Till you came along with your fresh new vigor,
I was with conclusion but no heralded skies above me.
Foresight put me to converge with you.
(4)
Further on do we fear the universe,
And corrugate for ourselves newly concerned declarations.
The waters were not same in another second,
But continuing with their movement, only so sure
That the next encounter, the stepping-stone
Ahead in misty mirages, will be new and unexpected, for the best.
(5)
Understand the cries, and you might form for yourself the new light,
The shard of god within you, contributing to surrounding puzzles,
That the skies, unmarked by scriptures, hold the patterns for you to diversify,
And for cons to find nurturing smoothness and the truth in their declared lies.

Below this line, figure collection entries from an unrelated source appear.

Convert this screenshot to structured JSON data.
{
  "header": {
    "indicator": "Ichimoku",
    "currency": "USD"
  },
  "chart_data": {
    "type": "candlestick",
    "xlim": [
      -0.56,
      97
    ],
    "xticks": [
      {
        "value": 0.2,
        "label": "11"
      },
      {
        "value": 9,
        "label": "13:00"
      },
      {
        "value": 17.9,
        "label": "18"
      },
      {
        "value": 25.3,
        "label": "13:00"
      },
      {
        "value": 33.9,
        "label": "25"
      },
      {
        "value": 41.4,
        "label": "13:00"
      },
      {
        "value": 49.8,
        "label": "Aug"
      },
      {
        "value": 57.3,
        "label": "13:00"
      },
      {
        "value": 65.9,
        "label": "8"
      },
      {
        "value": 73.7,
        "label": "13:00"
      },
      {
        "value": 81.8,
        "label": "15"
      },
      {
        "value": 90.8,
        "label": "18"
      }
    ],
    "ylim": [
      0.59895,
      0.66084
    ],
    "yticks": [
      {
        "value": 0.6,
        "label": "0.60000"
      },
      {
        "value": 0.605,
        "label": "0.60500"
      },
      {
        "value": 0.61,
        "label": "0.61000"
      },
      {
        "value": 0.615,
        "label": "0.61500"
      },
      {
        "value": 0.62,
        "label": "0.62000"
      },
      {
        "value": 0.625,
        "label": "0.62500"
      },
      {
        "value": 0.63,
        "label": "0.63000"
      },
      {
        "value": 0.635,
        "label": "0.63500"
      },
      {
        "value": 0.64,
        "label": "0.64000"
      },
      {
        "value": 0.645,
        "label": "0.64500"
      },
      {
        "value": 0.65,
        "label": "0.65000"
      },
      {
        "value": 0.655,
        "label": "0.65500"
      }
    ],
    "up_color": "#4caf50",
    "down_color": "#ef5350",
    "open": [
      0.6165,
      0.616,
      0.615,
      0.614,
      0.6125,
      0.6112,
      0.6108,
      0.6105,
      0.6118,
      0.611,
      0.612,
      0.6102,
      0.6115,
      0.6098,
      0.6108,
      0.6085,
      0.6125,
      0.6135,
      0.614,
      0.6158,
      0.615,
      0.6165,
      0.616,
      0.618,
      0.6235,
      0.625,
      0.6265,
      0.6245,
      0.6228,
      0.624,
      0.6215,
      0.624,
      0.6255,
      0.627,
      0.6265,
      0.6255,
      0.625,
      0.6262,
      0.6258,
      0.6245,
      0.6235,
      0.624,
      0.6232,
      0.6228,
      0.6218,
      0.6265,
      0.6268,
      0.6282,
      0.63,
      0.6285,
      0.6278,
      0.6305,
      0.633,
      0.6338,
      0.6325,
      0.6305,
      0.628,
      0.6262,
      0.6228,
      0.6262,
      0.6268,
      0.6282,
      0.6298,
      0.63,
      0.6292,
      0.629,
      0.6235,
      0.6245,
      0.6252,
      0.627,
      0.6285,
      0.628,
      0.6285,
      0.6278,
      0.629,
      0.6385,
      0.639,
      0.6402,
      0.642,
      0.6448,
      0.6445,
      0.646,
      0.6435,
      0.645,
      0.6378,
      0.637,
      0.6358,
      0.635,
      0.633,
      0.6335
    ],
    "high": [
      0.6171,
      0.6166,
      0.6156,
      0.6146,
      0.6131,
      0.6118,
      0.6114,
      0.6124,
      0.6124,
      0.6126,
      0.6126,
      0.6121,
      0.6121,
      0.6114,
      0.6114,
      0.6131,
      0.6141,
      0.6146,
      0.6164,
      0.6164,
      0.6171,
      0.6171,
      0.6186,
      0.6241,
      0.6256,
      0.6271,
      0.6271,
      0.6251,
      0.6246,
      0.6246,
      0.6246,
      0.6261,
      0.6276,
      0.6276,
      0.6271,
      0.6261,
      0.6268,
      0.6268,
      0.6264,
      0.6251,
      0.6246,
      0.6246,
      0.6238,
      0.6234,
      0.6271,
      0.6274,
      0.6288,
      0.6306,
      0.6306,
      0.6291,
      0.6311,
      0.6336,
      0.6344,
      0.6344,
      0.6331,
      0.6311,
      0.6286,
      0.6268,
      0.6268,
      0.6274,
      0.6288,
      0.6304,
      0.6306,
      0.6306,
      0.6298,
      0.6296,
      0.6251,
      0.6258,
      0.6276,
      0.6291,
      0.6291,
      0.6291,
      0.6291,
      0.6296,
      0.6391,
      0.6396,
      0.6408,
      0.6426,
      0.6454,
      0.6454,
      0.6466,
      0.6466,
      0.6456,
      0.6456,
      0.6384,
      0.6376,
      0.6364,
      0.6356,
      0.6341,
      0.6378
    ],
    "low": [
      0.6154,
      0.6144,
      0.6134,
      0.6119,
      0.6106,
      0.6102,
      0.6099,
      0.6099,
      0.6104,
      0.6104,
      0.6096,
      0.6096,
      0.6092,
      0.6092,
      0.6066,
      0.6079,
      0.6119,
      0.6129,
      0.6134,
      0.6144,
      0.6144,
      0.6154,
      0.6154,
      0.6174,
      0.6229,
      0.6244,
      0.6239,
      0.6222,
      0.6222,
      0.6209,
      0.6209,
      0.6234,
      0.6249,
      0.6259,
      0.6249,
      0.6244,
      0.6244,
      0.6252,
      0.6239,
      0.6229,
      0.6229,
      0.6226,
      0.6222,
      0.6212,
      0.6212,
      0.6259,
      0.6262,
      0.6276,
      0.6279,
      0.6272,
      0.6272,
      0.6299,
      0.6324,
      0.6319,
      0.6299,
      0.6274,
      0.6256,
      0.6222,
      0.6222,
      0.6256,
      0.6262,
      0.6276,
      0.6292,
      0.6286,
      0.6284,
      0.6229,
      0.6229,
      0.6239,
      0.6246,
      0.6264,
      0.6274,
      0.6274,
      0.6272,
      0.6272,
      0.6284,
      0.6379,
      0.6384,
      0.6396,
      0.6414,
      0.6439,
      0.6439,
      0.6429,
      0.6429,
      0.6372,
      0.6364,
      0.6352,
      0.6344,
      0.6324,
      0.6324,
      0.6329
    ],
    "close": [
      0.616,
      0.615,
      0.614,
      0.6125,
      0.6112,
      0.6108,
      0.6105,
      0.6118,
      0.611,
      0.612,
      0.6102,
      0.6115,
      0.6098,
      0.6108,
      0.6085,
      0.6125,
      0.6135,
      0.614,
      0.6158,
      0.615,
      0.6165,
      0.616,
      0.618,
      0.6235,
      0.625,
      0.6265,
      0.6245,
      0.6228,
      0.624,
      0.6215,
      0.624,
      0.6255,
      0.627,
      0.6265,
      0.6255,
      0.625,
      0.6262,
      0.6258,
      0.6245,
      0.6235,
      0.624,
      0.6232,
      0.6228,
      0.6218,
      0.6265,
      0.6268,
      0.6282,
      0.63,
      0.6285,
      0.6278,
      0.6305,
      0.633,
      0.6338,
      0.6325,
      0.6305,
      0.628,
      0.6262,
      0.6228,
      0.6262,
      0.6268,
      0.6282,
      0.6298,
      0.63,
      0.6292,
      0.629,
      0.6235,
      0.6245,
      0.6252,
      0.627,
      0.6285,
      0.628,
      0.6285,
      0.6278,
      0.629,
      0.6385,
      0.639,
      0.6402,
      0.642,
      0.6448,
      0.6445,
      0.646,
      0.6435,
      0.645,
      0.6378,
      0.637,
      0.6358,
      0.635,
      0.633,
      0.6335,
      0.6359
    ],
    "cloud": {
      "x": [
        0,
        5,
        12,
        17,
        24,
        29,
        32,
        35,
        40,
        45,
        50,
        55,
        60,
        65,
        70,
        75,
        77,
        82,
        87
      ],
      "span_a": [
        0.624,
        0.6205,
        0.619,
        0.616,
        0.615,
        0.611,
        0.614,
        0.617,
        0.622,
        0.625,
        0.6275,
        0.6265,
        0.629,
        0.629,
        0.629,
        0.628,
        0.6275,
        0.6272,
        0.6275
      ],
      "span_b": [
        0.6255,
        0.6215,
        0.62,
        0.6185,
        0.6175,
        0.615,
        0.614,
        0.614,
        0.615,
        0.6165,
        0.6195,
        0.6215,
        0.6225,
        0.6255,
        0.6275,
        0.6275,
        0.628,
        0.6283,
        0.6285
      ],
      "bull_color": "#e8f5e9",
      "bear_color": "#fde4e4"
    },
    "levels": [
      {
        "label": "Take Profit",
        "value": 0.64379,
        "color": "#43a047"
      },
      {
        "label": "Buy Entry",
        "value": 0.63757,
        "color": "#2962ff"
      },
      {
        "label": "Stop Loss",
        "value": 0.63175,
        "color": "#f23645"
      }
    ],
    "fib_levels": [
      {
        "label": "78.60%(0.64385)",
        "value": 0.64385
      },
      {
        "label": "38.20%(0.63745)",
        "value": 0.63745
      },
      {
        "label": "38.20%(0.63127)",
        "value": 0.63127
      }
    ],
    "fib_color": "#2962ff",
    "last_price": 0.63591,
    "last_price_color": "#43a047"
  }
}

The anguishes, sorrows—only obscured later on—joys and happiness of people
Will be my nourishment.
I yet again stand in wilderness as before, but now with blanketing the miles of my surroundings.
(6)
My spirit no longer gathers, no longer yearns, nor recurs, but today I cure myself through others.


The author's comments:
I recently finished The Grapes of Wrath for my English class, and Jim Casy I believe is one of the most striking of characters. He reminded of myself for his mystified thoughts in the beginning and his self-questing for finding his own truth. With The Grapes of Wrath, we feel with the main characters, the Joad family, as they emerge from their torn-down, ruined rural lives to find the ominous, unfriendly, and anonymous character of the industrialized, yet still human world around them. Even though Casy is killed in the end, he still permeates the lives of the Joads, especially the main main hero Tom (enacted impressively by Henry Fonda in the John Ford adaptation). I want this poem to turn Casy's thoughts, universal, yet self-pondered, into an artist.